Всяк по-своему попадает человек из захолустья в большой город. Один по семейным обстоятельствам, другой по служебным, третий сам зачем-то рвется с родины на чужбину, и когда в новых местах складывается жизнь хорошо, плохо или средне, то есть так, как она складывается, мы говорим — «судьба», зная, что невозможно разобраться в бесконечной стихии чем-то таинственным детерминированных случайностей, определяющих судьбу, и что ни один еще смертный не прочел загодя слов, написанных на его роду…
Этой книги никогда бы не было, если б не Чернигов, куда я приехал после войны. Дело вышло такое. Старшая сестра Мария перед войной, еще студенткой, вышла в Томске замуж за командира Красной Армии, поляка Людвига Викентьевича Заборского, которого вскоре перевели в Чернигов. Осенью 1941 года он погиб в окрестностях города, сражаясь с подступившим к Десне врагом. Мария едва успела на последний, истерзанный бомбами эшелон, в котором эвакуировался ее госпиталь. С двумя маленькими детьми и подругой, у которой была дочурка, вернулась в родной дом бороться с горем, голодом и холодом. Нас стало девять ртов, и среди них я — единственный мужик, тринадцати лет. Помню ту лютую ночь, когда у нас кончились дрова и мы, чтобы согреться, начали выламывать и жечь пол, помню, как среди зимы доели картошку и тут же перестали отовариваться мясные и жировые карточки иждивенцев и мы от голода сохли в щепку, а мама с сестрой почему-то пухли. Помню, как Мария надавливала лиловую лодыжку пальцем, оставалась ямка, и сестра виновато улыбалась голодными зубами. Работала она по-прежнему в госпитале, и ее, как когда-то отца в поездку, часто вызывали ночью — выгружать из вагонов тяжелораненых и таскать их на телеги. В щели забора, окружавшего железнодорожный клуб имени В. И. Ленина, где разместился госпиталь, мы, огольцы, видели безруких и безногих, забинтованных до глаз бывших солдат, варили им дома в чугунах пахучие недозрелые кедровые шишки, бросали их через забор, а к нам оттуда летели дымящиеся «тарочки» и махорочные «бычки»…

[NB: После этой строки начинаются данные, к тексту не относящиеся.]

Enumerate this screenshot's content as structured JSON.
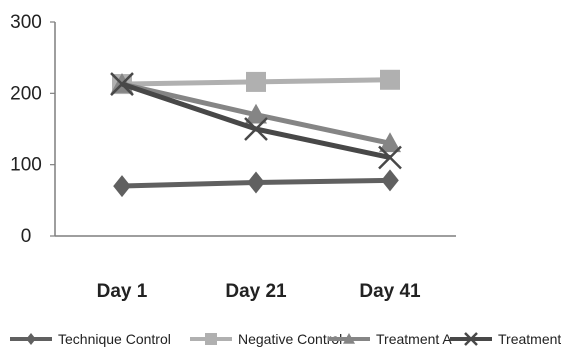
{
  "chart_data": {
    "type": "line",
    "categories": [
      "Day 1",
      "Day 21",
      "Day 41"
    ],
    "ylim": [
      0,
      300
    ],
    "yticks": [
      0,
      100,
      200,
      300
    ],
    "grid": false,
    "legend_position": "bottom",
    "series": [
      {
        "name": "Technique Control",
        "values": [
          70,
          75,
          78
        ],
        "color": "#606060",
        "marker": "diamond"
      },
      {
        "name": "Negative Control",
        "values": [
          213,
          216,
          219
        ],
        "color": "#b0b0b0",
        "marker": "square"
      },
      {
        "name": "Treatment A",
        "values": [
          213,
          170,
          130
        ],
        "color": "#858585",
        "marker": "triangle"
      },
      {
        "name": "Treatment B",
        "values": [
          213,
          150,
          110
        ],
        "color": "#484848",
        "marker": "x"
      }
    ]
  }
}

Летом 1942 года я, как и многие другие мои ровесники, пошел в депо учеником слесаря, но встретившая меня в мазутке, шатающегося от голода и усталости, школьная учительница Раиса Васильевна Елкина, из ленинградок-беженок, шла со мной под осенним дождем до дому и уговорила маму отпустить меня в железнодорожный техникум, что эвакуировался к нам из Полтавы. Спустя месяц после начала занятий меня приняли туда без экзаменов, потому что семилетку закончил с похвальной грамотой. Через тридцать три года мне удалось разыскать Раису Васильевну в Ленинграде, а когда она собралась на пенсию, я послал в ее последнюю школу большую телеграмму…
Много в войну было такого, о чем вспоминать и писать тяжело. Старший мой брат Иван был на фронте, и я никогда не забуду, как понесли по нашей улице похоронки. Мама металась от окна к окну, чтобы получше видеть однорукого посыльного из военкомата, который медленно шел от дома к дому… Вечерами собирались к нам соседки. Мама доставала пухлую от частого употребления колоду карт и, раскладывая их, тихо говорила: «Ня знаю, Фядосья, ня знаю. Карты говорят, что живой. Гляди! Вот дама, а вот он второй раз выпадает рядом… Вот ишшо выпал…»
Война запомнилась мне больше работой, чем учебой. Надо было и огород копать, и сено косить, и дрова пилить, и стайку чистить, а техникум куда нас только не «бросал». На снегоборьбу, где мы непременно обмораживались, в шахты Анжеро-Судженска— наваливать на ленту уголь, на картошку в подсобное хозяйство, в депо, где мы катали паровозные скаты и тянули дышла. Как тянули, не знаю…
Первый большой город, что я увидел, был Томск, куда я приехал в войну добывать очки, — в пятнадцать лет мне уже доставляла неудобства моя близорукость. Томск — главный культурный центр нашего района Сибири, и к нему всегда тянулась тайгинская молодежь. Старший мой брат там учился, сестра тоже, и, собственно, первый большой каменный дом, увиденный мною, был Томский университет — этакая длинная белая громада за железным забором, которая и сейчас выделяется в центре города своей основательной старинной статью.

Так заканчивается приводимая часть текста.